Countermeasures Against Broken Access Controls
Implement Server-Side Checks
It’s important to assume that all input from users is malicious. Whether an exploit is intentional or accidental, the input should be validated or revalidated to prevent unexpected consequences.
The first step to prevent parameter manipulation by using a central security check to protect against malicious input like injection, and another check to validate business rules. Be aware that client-side validation should only be used for performance or user experience, but it’s not a reliable validation method otherwise.
It can be helpful to create a chart that defines a policy for your organization and applications for which parameters are accessible to users, and the types of server-side checks being performed against them.
The different parameters require different types of input validation. The application system should have a centralized security module to manage validation for parameters and be aware that some parameters may require additional exceptions.
Implement Server-Side Session Variables
Another, defense against parameter manipulation is to avoid using URL parameters. Most modern languages have ways to store data within a user’s current session, so URL values can’t be exposed or tampered with.
If parameters are sensitive and you don’t want anyone modifying them while still keeping track of them, you can use session variables. Storing information in session variables stores them on the server-side for each user, and prevents hackers from tampering with URL parameters in the first place.
Page-level authorization verifies that a user is able to access a resource before making it available to them. For example, in a typical scenario a browser accessing a website, the Whole system has the browser, application server configuration, and files that are accessible on the webserver. The application server configuration determines which pages are restricted or allowed. The policy states that the user is allowed to access the page, so the site renders in the browser.
If a page is restricted due to a policy or hardening process, the application server configuration will reject the request from being served. Page-level authorization is usually controlled through web server configuration, the application framework, or operating system controls.
Risk of Page-Level Authorization
In this example, a user has access to read the “account.jsp” page. Notice that there is a function parameter in the URL associated with the page called “action”. An attacker could manipulate the “action” parameter to perform a different action, like “delete”.

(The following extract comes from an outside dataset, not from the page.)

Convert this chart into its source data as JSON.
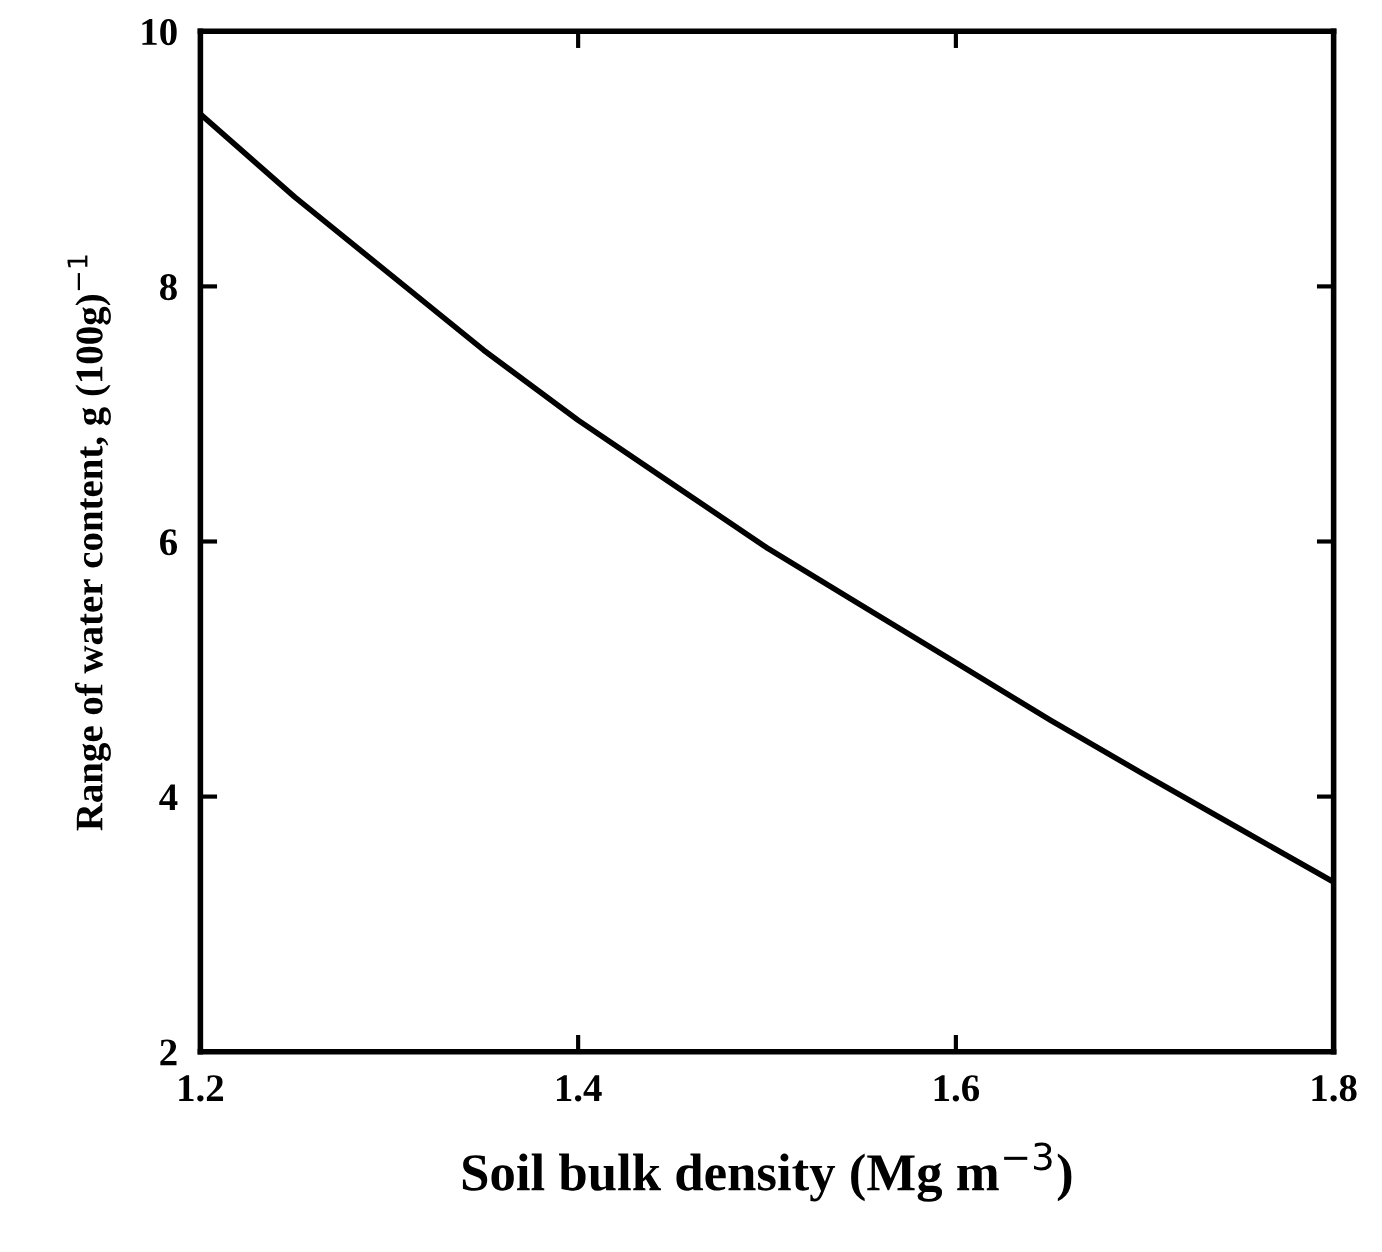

Where page-level authorization limits access to individual pages and other static resources, programmed authorization limits access to the logic within these pages using code. Page-level authorization isn’t enough when it comes to defending authorization for various functions. For example, when users are given access to an API, they can sometimes access hidden API calls or functions.
Using programmed authorization, you can define roles for our users like an administrator, manager, and user, and then make the application behave differently for each role. You can also make controls more fine-grained, such as by deciding who has permission to read, modify, and delete. However, one downside to this method is that because you have to code each role, you can’t easily add it on to an application after it’s been developed.
It’s important to note that you are not limited in using page-level authorization over programmed authorization, or vice-versa. The two are commonly used together for a stronger defense.
Key Take Away from this Article
Broken access control can lead to users bypassing authorization to use functions like creating, accessing, and deleting records. Attackers can do this by manipulating web URL parameters, and might even have access to administrator features.
One of the ways you can protect against these exploits is by using server-side checks and variables to prevent attackers from tampering with parameters. You can also use page-level authorization to verify users before they can access a page or programmed authorization to define roles and privileges for users.